Sīkōng Biǎoshèng shī jí 司空表聖詩集

The Verse Collection of Sī-kōng Biǎo-shèng [Sī-kōng Tú] by 司空圖 (撰)

About the work

The Sìbù cóngkān SBCK reprint of Sīkōng Tú’s 司空圖 司空圖 (837–908) verse collection in 5 juǎn, the companion of his prose collection KR4c0095. Together with the Yī míng jí (10 juǎn prose), the original Yī míng jí in 30 juǎn contained “shī 10 juǎn” per the Táng and Sòng bibliographies; the present 5 juǎn is the surviving verse-half. The text opens with a substantial biographical notice extracted from the Tángyīn tǒngqiān and the běnzhuàn, summarizing Sīkōng’s career: Xiántōng late period jìnshì; service in the XuānShè mù; Lǐbù lángzhōng; Xīzōng tour: appointed Zhī zhìgào and Zhōngshū shèrén; foreseeing the empire’s collapse, withdrew to Wángguān gǔ in Zhōngtiáo mountains; Lóngjì and Qiánníng periods summoned with old offices and Hù- / Bīng- 2 shìláng posts — refused; transferred to Luò and was decreed to court — feigned senility, begged to return; HòuLiáng summoned him as Lǐbù shàngshū — refused; on hearing Āizōng murdered, was unhappy for several days, then died (starved himself, per Xīn Tángshū).

Prefaces

The base text opens with the biographical headnotes, including: “Tú’s Wángguān gǔ had ancestral villas, springs-and-stones, woods-and-pavilions of considerable seclusion-charm; daily he wandered with míngsēng gāoshì (famous monks and high gentlemen), self-titled Zhīfēizǐ (Master Knowing-Wrong), Nàirǔ jūshì (Endurance-of-Disgrace Layman)… [his own foreseeing of the imperial doom; his refusal of post-Táng service].” This biographical headnote is integral to the SBCK edition’s framing of Sīkōng as moral exemplar.

Abstract

Sīkōng Tú’s verse — preserved here in 5 juǎn (down from the originally documented 10 juǎn) — is the poetic counterpart to the Yī míng jí prose collection. Sīkōng’s verse is, in retrospect, less central to his canonical reputation than his (disputed) authorship of the Èrshísì shīpǐn aesthetic taxonomy — but his verse itself, characterized by careful landscape composition and Buddhist-Daoist contemplative diction, was praised by Yuán Hàowèn and other YuánMíng critics as exemplary late-Táng practice. Sīkōng’s most famous individual lines come from the Sòng Cuīshēng and the Xiūxiū tíng poems; the latter (titled after a pavilion at his Wángguān gǔ retreat) became a stock literary place-name for the yǐnjū trope in SòngYuánMíng poetry.
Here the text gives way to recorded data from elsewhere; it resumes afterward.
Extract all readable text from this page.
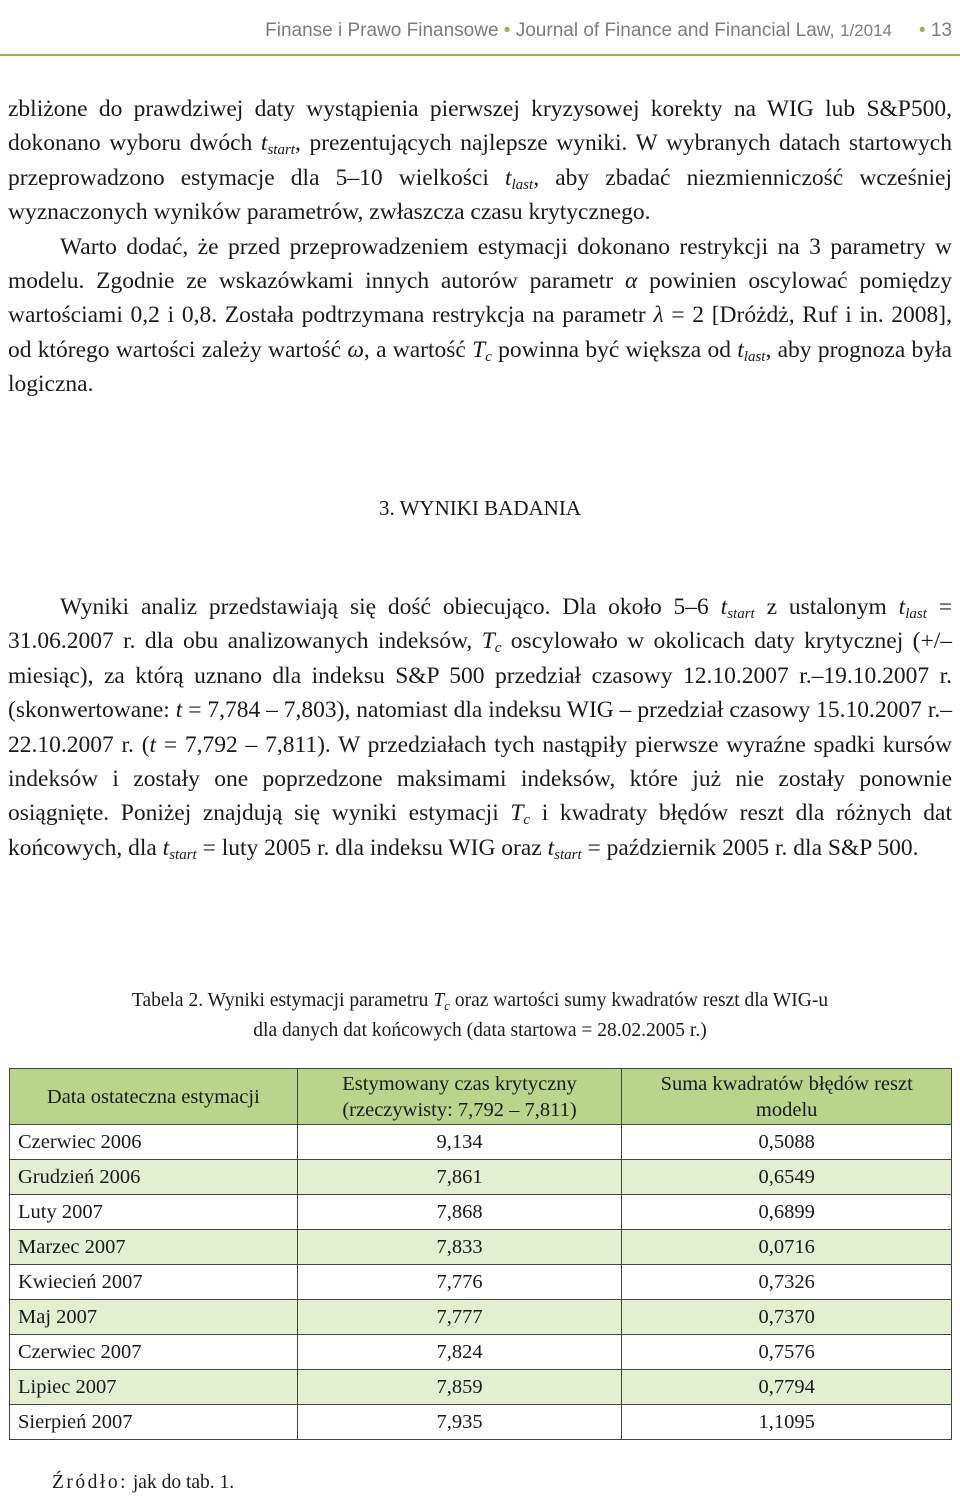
Finanse i Prawo Finansowe • Journal of Finance and Financial Law, 1/2014 • 13

zbliżone do prawdziwej daty wystąpienia pierwszej kryzysowej korekty na WIG lub S&P500, dokonano wyboru dwóch $t_{start}$, prezentujących najlepsze wyniki. W wybranych datach startowych przeprowadzono estymacje dla 5–10 wielkości $t_{last}$, aby zbadać niezmienniczość wcześniej wyznaczonych wyników parametrów, zwłaszcza czasu krytycznego.

Warto dodać, że przed przeprowadzeniem estymacji dokonano restrykcji na 3 parametry w modelu. Zgodnie ze wskazówkami innych autorów parametr α powinien oscylować pomiędzy wartościami 0,2 i 0,8. Została podtrzymana restrykcja na parametr λ = 2 [Dróżdż, Ruf i in. 2008], od którego wartości zależy wartość ω, a wartość $T_c$ powinna być większa od $t_{last}$, aby prognoza była logiczna.

3. WYNIKI BADANIA

Wyniki analiz przedstawiają się dość obiecująco. Dla około 5–6 $t_{start}$ z ustalonym $t_{last} = 31.06.2007$ r. dla obu analizowanych indeksów, $T_c$ oscylowało w okolicach daty krytycznej (+/– miesiąc), za którą uznano dla indeksu S&P 500 przedział czasowy 12.10.2007 r.–19.10.2007 r. (skonwertowane: t = 7,784 – 7,803), natomiast dla indeksu WIG – przedział czasowy 15.10.2007 r.–22.10.2007 r. (t = 7,792 – 7,811). W przedziałach tych nastąpiły pierwsze wyraźne spadki kursów indeksów i zostały one poprzedzone maksimami indeksów, które już nie zostały ponownie osiągnięte. Poniżej znajdują się wyniki estymacji $T_c$ i kwadraty błędów reszt dla różnych dat końcowych, dla $t_{start}$ = luty 2005 r. dla indeksu WIG oraz $t_{start}$ = październik 2005 r. dla S&P 500.

Tabela 2. Wyniki estymacji parametru $T_c$ oraz wartości sumy kwadratów reszt dla WIG-u
dla danych dat końcowych (data startowa = 28.02.2005 r.)
Data ostateczna estymacji	Estymowany czas krytyczny (rzeczywisty: 7,792 – 7,811)	Suma kwadratów błędów reszt modelu
Czerwiec 2006	9,134	0,5088
Grudzień 2006	7,861	0,6549
Luty 2007	7,868	0,6899
Marzec 2007	7,833	0,0716
Kwiecień 2007	7,776	0,7326
Maj 2007	7,777	0,7370
Czerwiec 2007	7,824	0,7576
Lipiec 2007	7,859	0,7794
Sierpień 2007	7,935	1,1095
Źródło: jak do tab. 1.
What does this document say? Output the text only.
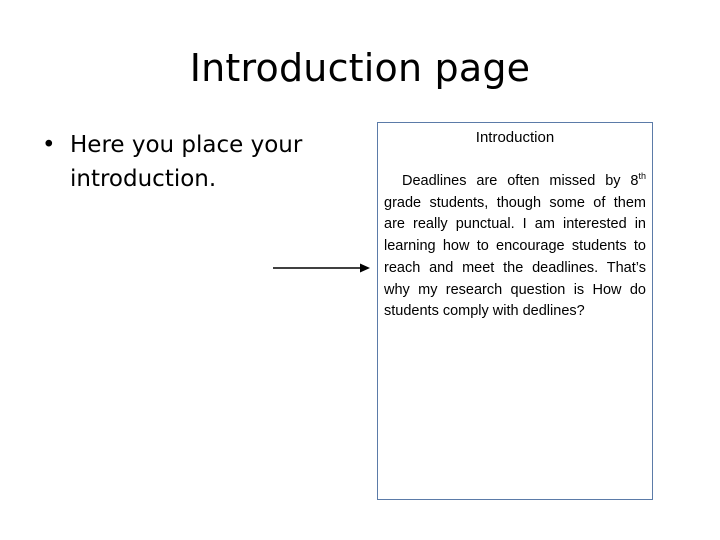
Introduction page
• Here you place your introduction.
Introduction
Deadlines are often missed by 8th grade students, though some of them are really punctual. I am interested in learning how to encourage students to reach and meet the deadlines. That’s why my research question is How do students comply with dedlines?
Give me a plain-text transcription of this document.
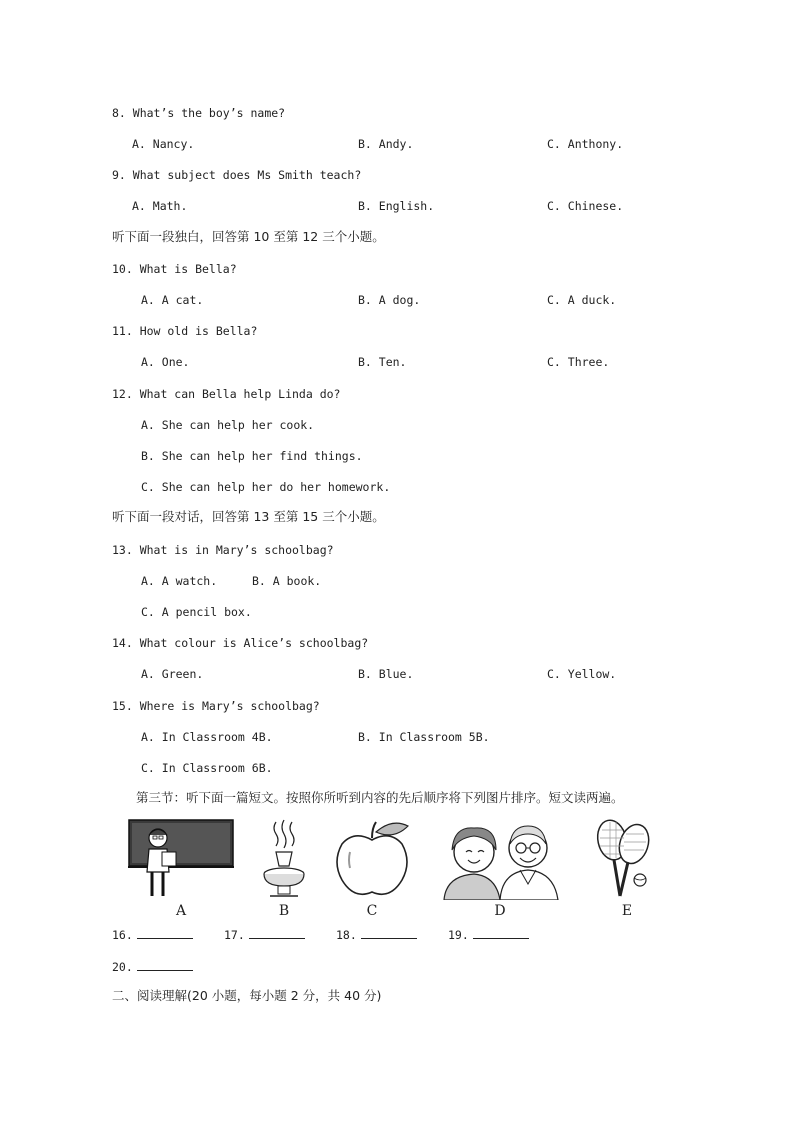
8. What’s the boy’s name?
A. Nancy.	B. Andy.	C. Anthony.
9. What subject does Ms Smith teach?
A. Math.	B. English.	C. Chinese.
听下面一段独白，回答第 10 至第 12 三个小题。
10. What is Bella?
A. A cat.	B. A dog.	C. A duck.
11. How old is Bella?
A. One.	B. Ten.	C. Three.
12. What can Bella help Linda do?
A. She can help her cook.
B. She can help her find things.
C. She can help her do her homework.
听下面一段对话，回答第 13 至第 15 三个小题。
13. What is in Mary’s schoolbag?
A. A watch.	B. A book.
C. A pencil box.
14. What colour is Alice’s schoolbag?
A. Green.	B. Blue.	C. Yellow.
15. Where is Mary’s schoolbag?
A. In Classroom 4B.	B. In Classroom 5B.
C. In Classroom 6B.
第三节：听下面一篇短文。按照你所听到内容的先后顺序将下列图片排序。短文读两遍。
A	B	C	D	E
16.	17.	18.	19.
20.
二、阅读理解(20 小题，每小题 2 分，共 40 分)
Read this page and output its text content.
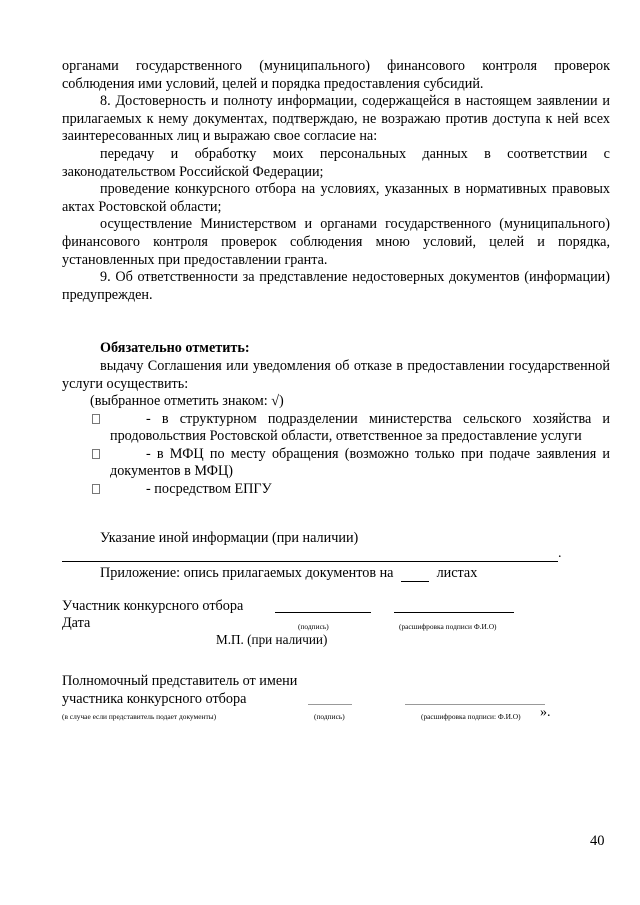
органами государственного (муниципального) финансового контроля проверок соблюдения ими условий, целей и порядка предоставления субсидий.

8. Достоверность и полноту информации, содержащейся в настоящем заявлении и прилагаемых к нему документах, подтверждаю, не возражаю против доступа к ней всех заинтересованных лиц и выражаю свое согласие на:

передачу и обработку моих персональных данных в соответствии с законодательством Российской Федерации;

проведение конкурсного отбора на условиях, указанных в нормативных правовых актах Ростовской области;

осуществление Министерством и органами государственного (муниципального) финансового контроля проверок соблюдения мною условий, целей и порядка, установленных при предоставлении гранта.

9. Об ответственности за представление недостоверных документов (информации) предупрежден.

Обязательно отметить:

выдачу Соглашения или уведомления об отказе в предоставлении государственной услуги осуществить:

(выбранное отметить знаком: √)

- в структурном подразделении министерства сельского хозяйства и продовольствия Ростовской области, ответственное за предоставление услуги
- в МФЦ по месту обращения (возможно только при подаче заявления и документов в МФЦ)
- посредством ЕПГУ
Указание иной информации (при наличии)
.
Приложение: опись прилагаемых документов на	листах
Участник конкурсного отбора
Дата	(подпись)	(расшифровка подписи Ф.И.О)
М.П. (при наличии)
Полномочный представитель от имени
участника конкурсного отбора
(в случае если представитель подает документы)	(подпись)	(расшифровка подписи: Ф.И.О) ».
40
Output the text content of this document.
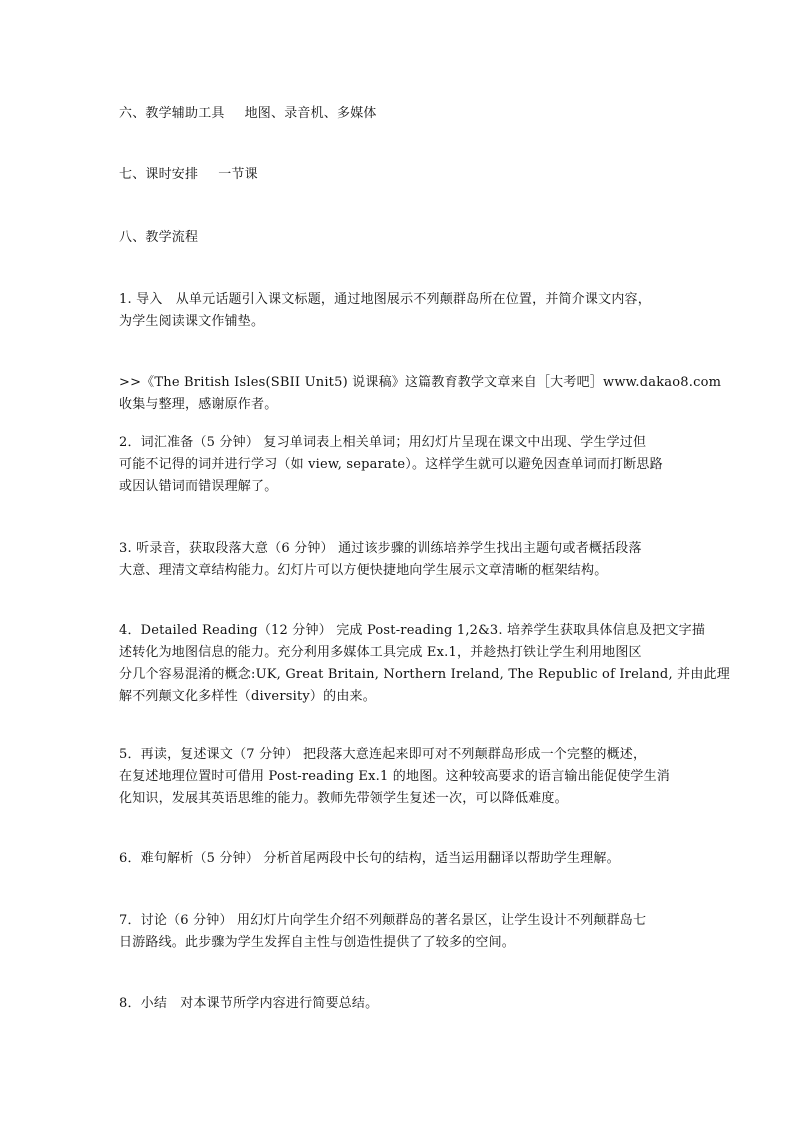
六、教学辅助工具 地图、录音机、多媒体
七、课时安排 一节课
八、教学流程
1. 导入　从单元话题引入课文标题，通过地图展示不列颠群岛所在位置，并简介课文内容，
为学生阅读课文作铺垫。
>>《The British Isles(SBII Unit5) 说课稿》这篇教育教学文章来自［大考吧］www.dakao8.com
收集与整理，感谢原作者。
2．词汇准备（5 分钟） 复习单词表上相关单词；用幻灯片呈现在课文中出现、学生学过但
可能不记得的词并进行学习（如 view, separate）。这样学生就可以避免因查单词而打断思路
或因认错词而错误理解了。
3. 听录音，获取段落大意（6 分钟） 通过该步骤的训练培养学生找出主题句或者概括段落
大意、理清文章结构能力。幻灯片可以方便快捷地向学生展示文章清晰的框架结构。
4．Detailed Reading（12 分钟） 完成 Post-reading 1,2&3. 培养学生获取具体信息及把文字描
述转化为地图信息的能力。充分利用多媒体工具完成 Ex.1，并趁热打铁让学生利用地图区
分几个容易混淆的概念:UK, Great Britain, Northern Ireland, The Republic of Ireland, 并由此理
解不列颠文化多样性（diversity）的由来。
5．再读，复述课文（7 分钟） 把段落大意连起来即可对不列颠群岛形成一个完整的概述，
在复述地理位置时可借用 Post-reading Ex.1 的地图。这种较高要求的语言输出能促使学生消
化知识，发展其英语思维的能力。教师先带领学生复述一次，可以降低难度。
6．难句解析（5 分钟） 分析首尾两段中长句的结构，适当运用翻译以帮助学生理解。
7．讨论（6 分钟） 用幻灯片向学生介绍不列颠群岛的著名景区，让学生设计不列颠群岛七
日游路线。此步骤为学生发挥自主性与创造性提供了了较多的空间。
8．小结　对本课节所学内容进行简要总结。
For full biographical and bibliographic context, see KR4c0095 (the Yī míng jí prose collection). CBDB id 92445.

Translations and research

  • See KR4c0095 for full Sī-kōng Tú references.
  • Owen, Stephen. 1992. Readings in Chinese Literary Thought. Harvard.
  • 祖保泉 Zǔ Bǎo-quán, 陶禮天 Táo Lǐ-tiān. 2002. Sī-kōng Tú jí jiào-zhù. Huáng-shān.

Other points of interest

The SBCK preservation of Sīkōng’s verse separately from the WYG prose-only collection is one of the bibliographic accidents that allowed the late-imperial reception of Sīkōng Tú as primarily a prose-and-criticism figure — his verse, important in the original 30-juǎn corpus, has historically been undervalued because the standard Sìkù edition included only the prose half.